Valeo launched the first product in 2004 on the C3 of Citröen. Since then, the company has been working on the next steps in what it calls its 'hybrid roadmap'. A spokesperson for the Valeo told us that the company is working to improve the stop-start function through integrating the electronics onto the machine and adding functions such as energy recovery using the machine. In pointing out the main benefits of StARS, the spokesperson added: "The machine efficiency is higher than a normal alternator so the user gains any time the engine is running.  Other benefits include the ability to perform "change of mind" re-starts, that is to say as the engine is stopping…we can re-start it without any issues as there are no gears or pinions in our system.

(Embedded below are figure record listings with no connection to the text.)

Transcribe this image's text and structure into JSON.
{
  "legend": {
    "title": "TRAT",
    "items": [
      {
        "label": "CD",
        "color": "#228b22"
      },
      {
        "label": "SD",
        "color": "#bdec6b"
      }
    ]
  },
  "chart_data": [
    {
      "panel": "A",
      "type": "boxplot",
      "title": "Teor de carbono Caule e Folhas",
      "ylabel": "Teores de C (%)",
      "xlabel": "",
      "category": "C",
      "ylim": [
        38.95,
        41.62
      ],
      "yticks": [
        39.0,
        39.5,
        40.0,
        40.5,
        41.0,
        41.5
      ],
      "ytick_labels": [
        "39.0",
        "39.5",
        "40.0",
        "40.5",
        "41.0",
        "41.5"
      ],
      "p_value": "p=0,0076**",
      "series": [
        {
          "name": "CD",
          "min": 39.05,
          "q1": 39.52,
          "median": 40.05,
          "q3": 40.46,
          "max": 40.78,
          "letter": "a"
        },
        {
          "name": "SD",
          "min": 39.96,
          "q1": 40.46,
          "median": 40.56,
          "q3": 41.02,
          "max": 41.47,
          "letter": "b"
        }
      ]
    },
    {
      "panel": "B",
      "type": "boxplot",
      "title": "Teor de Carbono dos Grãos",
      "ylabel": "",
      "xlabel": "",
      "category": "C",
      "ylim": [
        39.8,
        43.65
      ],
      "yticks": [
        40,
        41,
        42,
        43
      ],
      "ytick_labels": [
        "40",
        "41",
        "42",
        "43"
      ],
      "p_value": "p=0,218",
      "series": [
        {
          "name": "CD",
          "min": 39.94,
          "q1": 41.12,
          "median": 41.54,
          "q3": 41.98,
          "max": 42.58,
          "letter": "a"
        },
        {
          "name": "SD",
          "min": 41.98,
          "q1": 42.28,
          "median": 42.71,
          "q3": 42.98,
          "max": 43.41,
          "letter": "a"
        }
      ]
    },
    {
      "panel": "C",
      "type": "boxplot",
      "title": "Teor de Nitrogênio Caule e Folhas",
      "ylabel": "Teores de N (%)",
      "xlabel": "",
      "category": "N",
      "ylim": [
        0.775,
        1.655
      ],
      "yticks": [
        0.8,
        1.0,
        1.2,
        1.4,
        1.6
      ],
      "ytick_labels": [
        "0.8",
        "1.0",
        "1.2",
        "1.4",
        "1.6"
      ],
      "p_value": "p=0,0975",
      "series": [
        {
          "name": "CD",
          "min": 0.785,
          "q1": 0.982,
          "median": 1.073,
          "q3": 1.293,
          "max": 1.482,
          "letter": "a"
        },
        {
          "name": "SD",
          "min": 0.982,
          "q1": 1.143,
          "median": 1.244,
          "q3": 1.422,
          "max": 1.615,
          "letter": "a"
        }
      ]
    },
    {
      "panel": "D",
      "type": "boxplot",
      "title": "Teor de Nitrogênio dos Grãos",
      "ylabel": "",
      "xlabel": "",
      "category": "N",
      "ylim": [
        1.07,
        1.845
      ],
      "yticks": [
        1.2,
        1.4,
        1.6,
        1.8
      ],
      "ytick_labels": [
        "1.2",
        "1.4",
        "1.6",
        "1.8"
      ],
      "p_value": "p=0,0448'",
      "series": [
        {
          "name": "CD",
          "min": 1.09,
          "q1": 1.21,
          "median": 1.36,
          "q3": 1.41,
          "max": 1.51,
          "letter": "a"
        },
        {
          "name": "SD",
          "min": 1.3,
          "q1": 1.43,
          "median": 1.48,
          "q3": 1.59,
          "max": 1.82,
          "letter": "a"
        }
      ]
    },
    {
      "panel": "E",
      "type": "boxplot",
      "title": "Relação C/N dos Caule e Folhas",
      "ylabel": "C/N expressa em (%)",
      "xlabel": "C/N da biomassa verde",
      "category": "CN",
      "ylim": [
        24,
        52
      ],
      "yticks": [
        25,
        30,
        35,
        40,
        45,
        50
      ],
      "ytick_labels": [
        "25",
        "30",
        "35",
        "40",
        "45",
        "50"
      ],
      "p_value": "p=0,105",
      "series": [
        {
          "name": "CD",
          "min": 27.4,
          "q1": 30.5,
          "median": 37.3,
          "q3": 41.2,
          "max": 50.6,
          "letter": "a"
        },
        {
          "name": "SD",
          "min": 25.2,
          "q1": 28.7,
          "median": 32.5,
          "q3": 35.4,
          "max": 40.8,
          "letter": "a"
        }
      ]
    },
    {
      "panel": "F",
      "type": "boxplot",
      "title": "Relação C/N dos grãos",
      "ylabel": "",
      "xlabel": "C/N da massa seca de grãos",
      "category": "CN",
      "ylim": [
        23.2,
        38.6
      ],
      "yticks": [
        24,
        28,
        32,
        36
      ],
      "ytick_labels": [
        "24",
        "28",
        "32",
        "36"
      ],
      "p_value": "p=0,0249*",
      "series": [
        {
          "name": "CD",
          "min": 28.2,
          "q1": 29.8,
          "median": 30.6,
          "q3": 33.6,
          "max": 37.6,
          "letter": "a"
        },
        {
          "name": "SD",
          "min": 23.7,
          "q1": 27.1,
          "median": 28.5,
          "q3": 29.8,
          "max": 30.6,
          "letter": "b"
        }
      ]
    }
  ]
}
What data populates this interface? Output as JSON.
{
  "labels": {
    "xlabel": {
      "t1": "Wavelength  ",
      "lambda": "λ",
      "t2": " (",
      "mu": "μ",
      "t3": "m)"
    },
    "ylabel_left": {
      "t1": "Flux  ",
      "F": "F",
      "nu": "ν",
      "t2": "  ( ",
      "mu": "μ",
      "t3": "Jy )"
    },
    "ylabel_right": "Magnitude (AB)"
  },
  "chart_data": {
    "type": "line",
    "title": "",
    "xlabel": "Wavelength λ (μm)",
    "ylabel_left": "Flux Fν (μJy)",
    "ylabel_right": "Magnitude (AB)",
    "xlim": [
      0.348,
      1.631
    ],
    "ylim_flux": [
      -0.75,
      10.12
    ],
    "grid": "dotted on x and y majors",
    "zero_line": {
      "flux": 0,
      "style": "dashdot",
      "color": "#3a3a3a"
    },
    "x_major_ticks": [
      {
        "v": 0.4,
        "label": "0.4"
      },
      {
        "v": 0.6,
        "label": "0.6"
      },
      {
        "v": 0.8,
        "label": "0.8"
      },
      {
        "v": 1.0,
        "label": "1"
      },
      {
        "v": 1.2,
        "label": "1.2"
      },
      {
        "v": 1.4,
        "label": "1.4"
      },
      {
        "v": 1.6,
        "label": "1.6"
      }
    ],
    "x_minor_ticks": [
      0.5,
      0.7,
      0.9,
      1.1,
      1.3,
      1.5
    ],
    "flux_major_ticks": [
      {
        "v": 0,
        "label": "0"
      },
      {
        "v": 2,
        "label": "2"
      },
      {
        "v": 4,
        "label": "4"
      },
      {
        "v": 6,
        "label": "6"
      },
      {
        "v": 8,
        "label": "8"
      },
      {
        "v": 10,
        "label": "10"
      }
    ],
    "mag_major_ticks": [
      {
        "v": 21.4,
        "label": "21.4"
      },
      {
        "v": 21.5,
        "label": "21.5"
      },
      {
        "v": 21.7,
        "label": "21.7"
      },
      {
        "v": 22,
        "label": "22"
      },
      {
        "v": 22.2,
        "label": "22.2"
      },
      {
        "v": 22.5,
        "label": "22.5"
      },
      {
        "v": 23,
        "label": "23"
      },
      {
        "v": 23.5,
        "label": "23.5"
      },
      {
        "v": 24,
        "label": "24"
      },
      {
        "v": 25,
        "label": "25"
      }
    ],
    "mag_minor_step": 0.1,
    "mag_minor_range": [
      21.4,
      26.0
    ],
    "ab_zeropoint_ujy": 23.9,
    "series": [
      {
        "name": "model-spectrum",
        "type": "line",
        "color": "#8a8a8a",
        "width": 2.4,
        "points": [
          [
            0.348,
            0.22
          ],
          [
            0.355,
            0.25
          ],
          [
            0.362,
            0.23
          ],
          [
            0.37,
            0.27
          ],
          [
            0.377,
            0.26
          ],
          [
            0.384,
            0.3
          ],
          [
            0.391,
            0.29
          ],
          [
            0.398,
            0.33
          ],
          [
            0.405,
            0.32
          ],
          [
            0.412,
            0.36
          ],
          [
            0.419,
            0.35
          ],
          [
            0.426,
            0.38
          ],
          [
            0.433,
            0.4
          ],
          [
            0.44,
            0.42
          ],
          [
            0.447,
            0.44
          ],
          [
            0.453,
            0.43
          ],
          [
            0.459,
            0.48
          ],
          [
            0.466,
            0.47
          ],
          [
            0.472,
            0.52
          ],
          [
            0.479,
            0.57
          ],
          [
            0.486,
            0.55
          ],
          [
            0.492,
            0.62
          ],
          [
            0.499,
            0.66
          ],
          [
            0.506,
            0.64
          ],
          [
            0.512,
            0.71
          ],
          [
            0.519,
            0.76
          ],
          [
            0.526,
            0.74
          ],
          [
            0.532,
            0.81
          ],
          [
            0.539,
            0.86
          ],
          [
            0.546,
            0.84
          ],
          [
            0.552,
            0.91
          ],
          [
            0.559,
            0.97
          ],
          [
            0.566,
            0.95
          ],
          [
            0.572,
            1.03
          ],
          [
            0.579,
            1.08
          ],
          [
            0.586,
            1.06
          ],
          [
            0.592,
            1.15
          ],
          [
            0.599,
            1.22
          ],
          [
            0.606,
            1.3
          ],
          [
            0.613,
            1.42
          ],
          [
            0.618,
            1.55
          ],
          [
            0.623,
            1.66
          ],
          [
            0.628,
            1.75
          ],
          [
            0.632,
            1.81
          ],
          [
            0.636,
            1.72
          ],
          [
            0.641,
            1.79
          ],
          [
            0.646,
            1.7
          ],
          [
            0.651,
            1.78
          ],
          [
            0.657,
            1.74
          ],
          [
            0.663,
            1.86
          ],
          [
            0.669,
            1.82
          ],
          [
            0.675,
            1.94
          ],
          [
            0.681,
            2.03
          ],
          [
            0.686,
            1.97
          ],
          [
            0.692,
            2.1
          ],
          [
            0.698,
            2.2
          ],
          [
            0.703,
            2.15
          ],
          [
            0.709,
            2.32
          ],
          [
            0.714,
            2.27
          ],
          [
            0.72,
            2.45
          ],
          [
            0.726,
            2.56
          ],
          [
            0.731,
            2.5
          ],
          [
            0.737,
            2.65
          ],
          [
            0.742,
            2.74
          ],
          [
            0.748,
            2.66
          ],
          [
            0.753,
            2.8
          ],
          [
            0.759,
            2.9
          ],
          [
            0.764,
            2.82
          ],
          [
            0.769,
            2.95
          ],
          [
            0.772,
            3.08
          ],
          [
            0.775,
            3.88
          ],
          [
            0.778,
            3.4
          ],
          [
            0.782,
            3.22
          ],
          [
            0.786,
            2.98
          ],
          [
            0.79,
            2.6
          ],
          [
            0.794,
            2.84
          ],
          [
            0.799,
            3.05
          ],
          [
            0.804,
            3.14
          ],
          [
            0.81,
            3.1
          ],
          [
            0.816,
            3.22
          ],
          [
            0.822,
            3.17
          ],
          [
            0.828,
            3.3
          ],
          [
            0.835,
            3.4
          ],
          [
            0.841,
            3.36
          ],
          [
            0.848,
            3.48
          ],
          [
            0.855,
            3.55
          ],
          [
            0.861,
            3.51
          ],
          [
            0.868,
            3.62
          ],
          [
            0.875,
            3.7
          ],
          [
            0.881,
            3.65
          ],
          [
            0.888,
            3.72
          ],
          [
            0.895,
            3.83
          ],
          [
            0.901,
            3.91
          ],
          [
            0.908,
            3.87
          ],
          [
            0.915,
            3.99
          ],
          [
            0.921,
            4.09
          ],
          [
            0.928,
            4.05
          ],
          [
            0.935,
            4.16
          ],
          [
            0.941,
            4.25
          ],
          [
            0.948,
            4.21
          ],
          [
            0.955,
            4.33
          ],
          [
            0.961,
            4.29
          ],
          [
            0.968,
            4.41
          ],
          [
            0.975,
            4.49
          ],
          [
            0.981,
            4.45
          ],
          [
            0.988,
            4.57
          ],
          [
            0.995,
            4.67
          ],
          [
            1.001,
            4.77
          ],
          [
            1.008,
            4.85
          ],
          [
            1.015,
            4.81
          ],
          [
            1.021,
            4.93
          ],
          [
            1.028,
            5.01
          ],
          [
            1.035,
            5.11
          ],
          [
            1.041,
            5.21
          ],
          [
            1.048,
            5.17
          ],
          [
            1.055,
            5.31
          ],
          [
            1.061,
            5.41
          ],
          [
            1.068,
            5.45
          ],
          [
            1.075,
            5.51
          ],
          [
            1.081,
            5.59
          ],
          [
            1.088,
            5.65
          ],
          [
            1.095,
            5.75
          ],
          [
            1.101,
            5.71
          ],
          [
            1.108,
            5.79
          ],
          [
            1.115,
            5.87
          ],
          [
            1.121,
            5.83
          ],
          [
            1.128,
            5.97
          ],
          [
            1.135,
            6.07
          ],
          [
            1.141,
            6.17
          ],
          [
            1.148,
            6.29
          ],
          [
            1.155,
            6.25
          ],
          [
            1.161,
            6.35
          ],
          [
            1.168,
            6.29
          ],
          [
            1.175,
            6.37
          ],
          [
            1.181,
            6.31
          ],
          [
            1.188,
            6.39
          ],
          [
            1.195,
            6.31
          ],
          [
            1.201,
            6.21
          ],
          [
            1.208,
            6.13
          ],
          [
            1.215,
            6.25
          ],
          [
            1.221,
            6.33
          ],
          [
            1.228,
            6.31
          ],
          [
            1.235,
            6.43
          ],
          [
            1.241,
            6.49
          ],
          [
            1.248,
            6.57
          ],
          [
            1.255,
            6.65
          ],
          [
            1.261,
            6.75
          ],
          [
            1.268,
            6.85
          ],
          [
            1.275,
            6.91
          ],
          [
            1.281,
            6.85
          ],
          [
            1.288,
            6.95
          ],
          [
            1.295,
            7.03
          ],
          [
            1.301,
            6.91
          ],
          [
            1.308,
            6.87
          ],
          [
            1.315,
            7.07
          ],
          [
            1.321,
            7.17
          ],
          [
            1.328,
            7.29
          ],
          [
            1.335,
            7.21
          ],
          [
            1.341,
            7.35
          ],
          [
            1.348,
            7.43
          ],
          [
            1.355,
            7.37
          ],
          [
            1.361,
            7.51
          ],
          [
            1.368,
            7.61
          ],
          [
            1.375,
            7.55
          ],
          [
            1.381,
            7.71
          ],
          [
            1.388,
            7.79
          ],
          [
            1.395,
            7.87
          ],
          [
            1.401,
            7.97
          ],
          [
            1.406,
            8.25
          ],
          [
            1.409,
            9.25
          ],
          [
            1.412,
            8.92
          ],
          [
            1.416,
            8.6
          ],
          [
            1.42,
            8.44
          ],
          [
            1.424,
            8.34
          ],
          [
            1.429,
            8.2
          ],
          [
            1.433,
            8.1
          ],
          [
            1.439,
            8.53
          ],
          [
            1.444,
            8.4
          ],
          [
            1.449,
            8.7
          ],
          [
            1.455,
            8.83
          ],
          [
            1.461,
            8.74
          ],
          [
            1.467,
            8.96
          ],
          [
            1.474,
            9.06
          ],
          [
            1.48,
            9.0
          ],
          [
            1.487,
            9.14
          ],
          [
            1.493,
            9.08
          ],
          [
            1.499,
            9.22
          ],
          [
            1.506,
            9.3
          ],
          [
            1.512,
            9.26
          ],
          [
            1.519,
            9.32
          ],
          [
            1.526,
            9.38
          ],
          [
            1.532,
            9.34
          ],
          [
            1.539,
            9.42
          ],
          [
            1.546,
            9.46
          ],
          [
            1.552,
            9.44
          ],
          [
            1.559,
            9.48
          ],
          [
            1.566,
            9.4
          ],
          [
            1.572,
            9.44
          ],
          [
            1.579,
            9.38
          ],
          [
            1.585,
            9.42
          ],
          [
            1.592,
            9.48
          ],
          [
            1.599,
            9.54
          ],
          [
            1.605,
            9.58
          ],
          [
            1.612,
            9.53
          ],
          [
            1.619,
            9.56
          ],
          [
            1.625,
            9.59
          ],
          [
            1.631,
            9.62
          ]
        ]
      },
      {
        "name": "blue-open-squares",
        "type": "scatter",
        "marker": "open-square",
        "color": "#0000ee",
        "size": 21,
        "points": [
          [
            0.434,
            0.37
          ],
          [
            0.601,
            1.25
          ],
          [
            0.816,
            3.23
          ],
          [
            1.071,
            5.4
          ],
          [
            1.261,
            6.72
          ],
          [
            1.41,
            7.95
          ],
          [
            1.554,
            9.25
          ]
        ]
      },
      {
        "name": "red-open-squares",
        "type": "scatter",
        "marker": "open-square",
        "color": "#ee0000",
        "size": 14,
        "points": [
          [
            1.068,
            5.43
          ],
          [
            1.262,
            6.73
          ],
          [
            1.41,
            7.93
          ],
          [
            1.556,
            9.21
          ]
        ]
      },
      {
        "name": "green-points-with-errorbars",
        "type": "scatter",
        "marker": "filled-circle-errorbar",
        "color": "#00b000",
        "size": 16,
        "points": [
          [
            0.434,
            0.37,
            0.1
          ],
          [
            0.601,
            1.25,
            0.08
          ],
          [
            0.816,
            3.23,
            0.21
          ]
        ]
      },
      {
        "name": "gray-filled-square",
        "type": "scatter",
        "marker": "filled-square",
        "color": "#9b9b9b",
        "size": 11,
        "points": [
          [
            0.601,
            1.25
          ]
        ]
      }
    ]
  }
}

It also has a quick noiseless re-start and with the same front end architecture, the system could evolve further along the hybrid roadmap adding functions like energy recover -- using ultracapacitors -- without significant change."

For its part, ZF Sachs has been developing a crankshaft-mounted starter-alternator generator.    The company believes that its so-called Dynastart will revolutionise the drivetrain and power supply of cars at a stroke, combining the function of generator and starter and would be positioned between the engine and transmission. The Dynastart is more efficient than the conventional belt and alternator, delivering 10% potential fuel savings by allowing the vehicle to recover braking energy and release it as an engine booster function. During braking, the system can regenerate electrical current and feed it into the vehicle's electrical system.  When the driver puts his/her foot on the accelerator pedal, DynaStart operates as an engine booster.  By means of the braking energy already stored, the crankshaft starter-generator - now working as an electric motor - helps the combustion engine to put out more torque.

"The attractiveness of the ZF Sachs' Dynastart product may be divided into two categories," said Martin Sattler, general manager of ZF Sachs' electric drives business.  "First, ZF Sachs has developed a unique electric machine specifically adapted to the requirements for powertrain integration. The main features are: best power and torque density; large diameter and short axial length; large air gap; and permanent magnet excitation. The operational performance of these machines is top of the class. Second, the USP we offer to our customers is the competence of powertrain integration. The benefits for our customers are excellent packaging solutions.  For example, by combining the electric machine with other powertrain components such as clutches, dual mass flywheels or special hybrid clutches."